Borse, vendite in tutta Europa

Borse, vendite in tutta Europa

Male anche Wall Street

A picco le Banche, soprattutto le popolari. Male anche i titoli come Poste e Telecom. Solo tre rialzi: Atlantia, Moncler ed Amplifon.

Certo dopo la conclusione dell’esperimento “Governo del Cambiamento” ci aspettavamo tutti una giornata campale a Piazza Affari, e parzialmente lo è stata, ma occorre sottolineare che la seduta è risultata negativa per tutte le Piazze borsistiche europee e Wall Street non ha aiutato.

Ha limitato i danni Londra (-0,4%), vendite più marcate a Parigi (-1,1%) e Francoforte (-1,3%).

Fanalino di coda il nostro Ftse Mib (-2,48%) che tuttavia ha avuto un andamento monocorde rimanendo praticamente per l’intera seduta nel range 20.300/20.400 punti, un range di mezzo punto percentuale.

Ed anche lo spread, che è ovviamente salito, tuttavia non ha avuto un’impennata, concludendo la giornata a 240,5 punti con un rendimento per il decennale italiano all’1,83% un tasso ancora decisamente basso.

Tre titoli in controtendenza, svetta Atlantia (+2,94%) che torna a superare quota 24 euro.
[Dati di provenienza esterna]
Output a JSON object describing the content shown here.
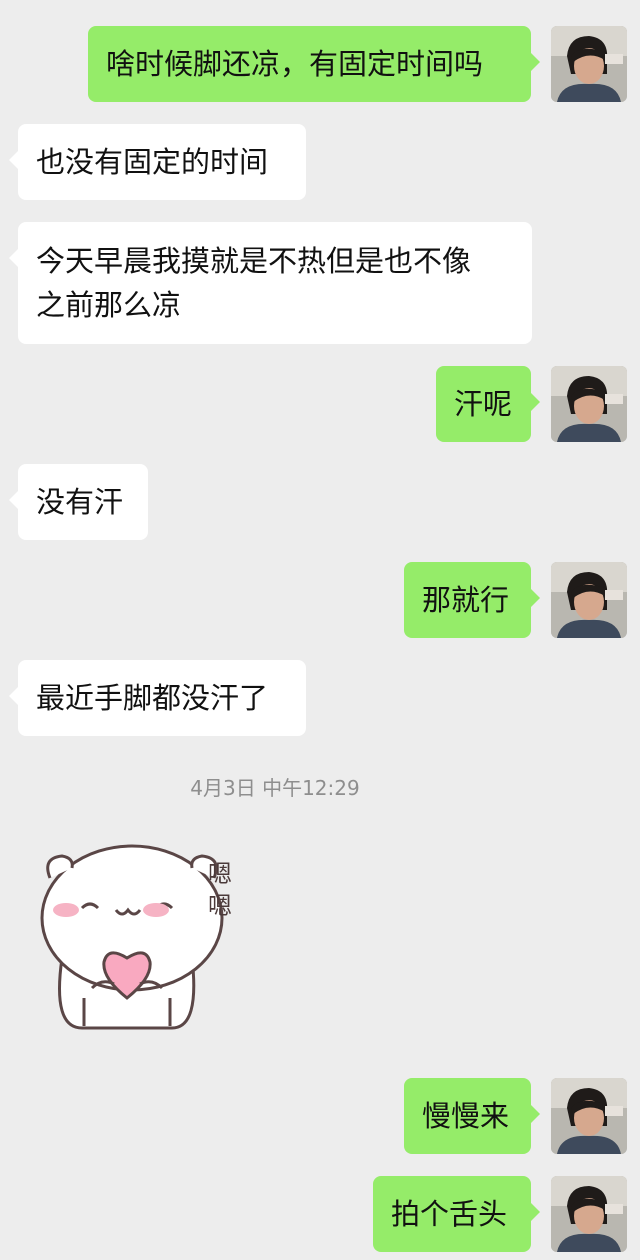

Piazza d’onore per Moncler (+2,29%) che conferma il rimbalzo su quota 34 euro, quindi Amplifon (+0,55%) consolida la propria posizione sul terzo gradino del podio nella graduatoria del 2019 (+58,5%).

Naturalmente la debacle è per i titoli bancari, nel fondo della classifica odierna troviamo infatti Banco BPM (-9,12%), Ubi Banca (-8,42%) e Bper Banca (-7,00%).

Forti vendite anche sui titoli nei quali lo Stato ha ancora una partecipazione, si spiegano così anche le performances di Poste Italiane (-6,68%) e Telecom Italia (-5,85%).

Da segnalare infine l’ennesimo ribasso di Pirelli (-4,36%) atterrato a quota 4,645 euro, ovviamente nuovo minimo storico.

Come anticipato le vendite non risparmiano neppure Wall Street, al momento lasciano sul terreno circa un punto percentuale il DJ e lo S&P500, un punto e mezzo di ribasso invece per il Nasdaq.